Darc sensed what he was thinking. “Give them a show, Pilot.”
Pirius grinned, and clenched his fists around his controls. The
Earthworm
hurled itself into the sky, straight up. The sublight jaunt, peaking at around half the speed of light, lasted only a fraction of a second, but Pirius glimpsed blueshift staining the crowded stars above him.
When it was over, Rock 492 had gone, snatched away from his view. And the target rock was dead ahead, exactly where it was supposed to be.
He felt a surge of triumph. “Still alive—oh,
Lethe.
” He was encased in red lights once more.
“We need to stabilize the systems,” Torec warned.
Pirius sighed. “I hear you, Engineer.” Once again the crew went to work, nursing their deformed steed; gradually the red constellations were replaced by an uncertain green.
The target, only a couple of hundred kilometers away, was just another asteroid, a bit of debris probably older than Earth. This Rock had been used for target practice by crews from Arches for generations. It was impossible to tell if the immense craters that pocked its surface were relics of the asteroid’s violent birth, or had been inflicted by trigger-happy trainees.
“Look at that thing,” Darc said. “Looks as if it has been cracked in two.”
Pirius said, “Let’s see if we can’t crack it again. Engineer, how are the weapons?”
Two threads of cherry-red light speared out from the pods on the
Earthworm
’s main body and lanced into the battered hide of the target rock.
“Nothing wrong with the starbreakers,” Torec said.
“Then let’s try the black-hole cannon.”
“My displays are green,” said Torec. “Most of the time anyhow.”
“Your course is laid in, Pilot,” Darc called from his navigator’s seat.
Pirius settled himself in his seat, smoothing out creases in his skinsuit. He stared at the rock, trying to visualize his flight.
Nilis had explained his latest tactics carefully. The microscopic black holes fired by the cannon had been enough to destroy a Xeelee nightfighter, but they would be pinpricks against a Galaxy-center black hole, and the living structures that fed off it—unless, Nilis had determined,
two
holes could be fired off together. If the holes could be made to collide correctly they would emit much of their mass-energy in a shaped pulse of gravitational waves—and Pirius had seen, in the wreckage of Jupiter, how much damage that could do. If such a bomb were set off at the event horizon of Chandra, the great black hole would flex and ripple, “like a rat shaking off fleas,” as Nilis had said.

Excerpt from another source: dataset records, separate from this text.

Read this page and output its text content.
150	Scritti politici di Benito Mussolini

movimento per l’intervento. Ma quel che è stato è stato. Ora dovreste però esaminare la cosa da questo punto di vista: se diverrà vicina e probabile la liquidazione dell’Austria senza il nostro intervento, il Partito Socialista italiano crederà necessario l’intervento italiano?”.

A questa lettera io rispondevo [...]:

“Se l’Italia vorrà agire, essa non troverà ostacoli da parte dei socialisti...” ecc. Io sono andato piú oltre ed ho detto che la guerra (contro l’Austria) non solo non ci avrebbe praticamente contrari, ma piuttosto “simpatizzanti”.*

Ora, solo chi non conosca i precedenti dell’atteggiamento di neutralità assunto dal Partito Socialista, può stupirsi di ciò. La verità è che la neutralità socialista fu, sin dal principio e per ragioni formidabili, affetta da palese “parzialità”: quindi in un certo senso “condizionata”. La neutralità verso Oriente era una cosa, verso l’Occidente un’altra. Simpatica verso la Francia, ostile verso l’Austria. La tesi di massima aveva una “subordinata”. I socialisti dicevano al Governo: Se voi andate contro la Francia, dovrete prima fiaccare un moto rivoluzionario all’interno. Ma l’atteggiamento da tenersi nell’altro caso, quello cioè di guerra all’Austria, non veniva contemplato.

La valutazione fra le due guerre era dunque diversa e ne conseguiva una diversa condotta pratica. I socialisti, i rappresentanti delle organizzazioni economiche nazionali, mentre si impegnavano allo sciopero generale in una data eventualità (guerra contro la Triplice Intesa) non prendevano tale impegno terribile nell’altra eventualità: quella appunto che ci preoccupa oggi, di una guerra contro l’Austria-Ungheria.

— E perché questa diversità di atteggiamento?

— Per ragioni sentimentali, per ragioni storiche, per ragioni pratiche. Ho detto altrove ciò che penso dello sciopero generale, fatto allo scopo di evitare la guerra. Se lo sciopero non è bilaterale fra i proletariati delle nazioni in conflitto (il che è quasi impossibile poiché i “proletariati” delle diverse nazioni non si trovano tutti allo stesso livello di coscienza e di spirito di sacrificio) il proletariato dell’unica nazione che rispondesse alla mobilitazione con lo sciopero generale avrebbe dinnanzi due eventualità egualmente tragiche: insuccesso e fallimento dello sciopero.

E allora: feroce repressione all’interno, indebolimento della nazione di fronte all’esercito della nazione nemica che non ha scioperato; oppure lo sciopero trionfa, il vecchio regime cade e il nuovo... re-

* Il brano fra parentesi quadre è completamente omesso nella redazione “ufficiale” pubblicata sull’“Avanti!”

But such a feat required huge accuracy. The greenships were going to have to fly around the black hole at an altitude of precisely a hundred kilometers above the event horizon:
precisely
meaning not more than ten meters out. Such a jaunt through the twisted space around a massive black hole was going to be “fun,” in Darc’s words, and the resistance of the Xeelee was going to make it more fun still. If they couldn’t achieve that degree of accuracy, the mission was a waste of time.
So today’s test was crucial. If Pirius couldn’t hit a dumb piece of rock, then Chandra was out of reach.
As the systems stabilized, the crew grew quiet. They would have to work together tightly during this maneuver. As pilot, Pirius would direct the line, navigator Darc was to check the accuracy of their trajectory, while engineer Torec worked the weapons. But the closest approach, during which they would have to fire the cannon, would happen in just a fraction of a second.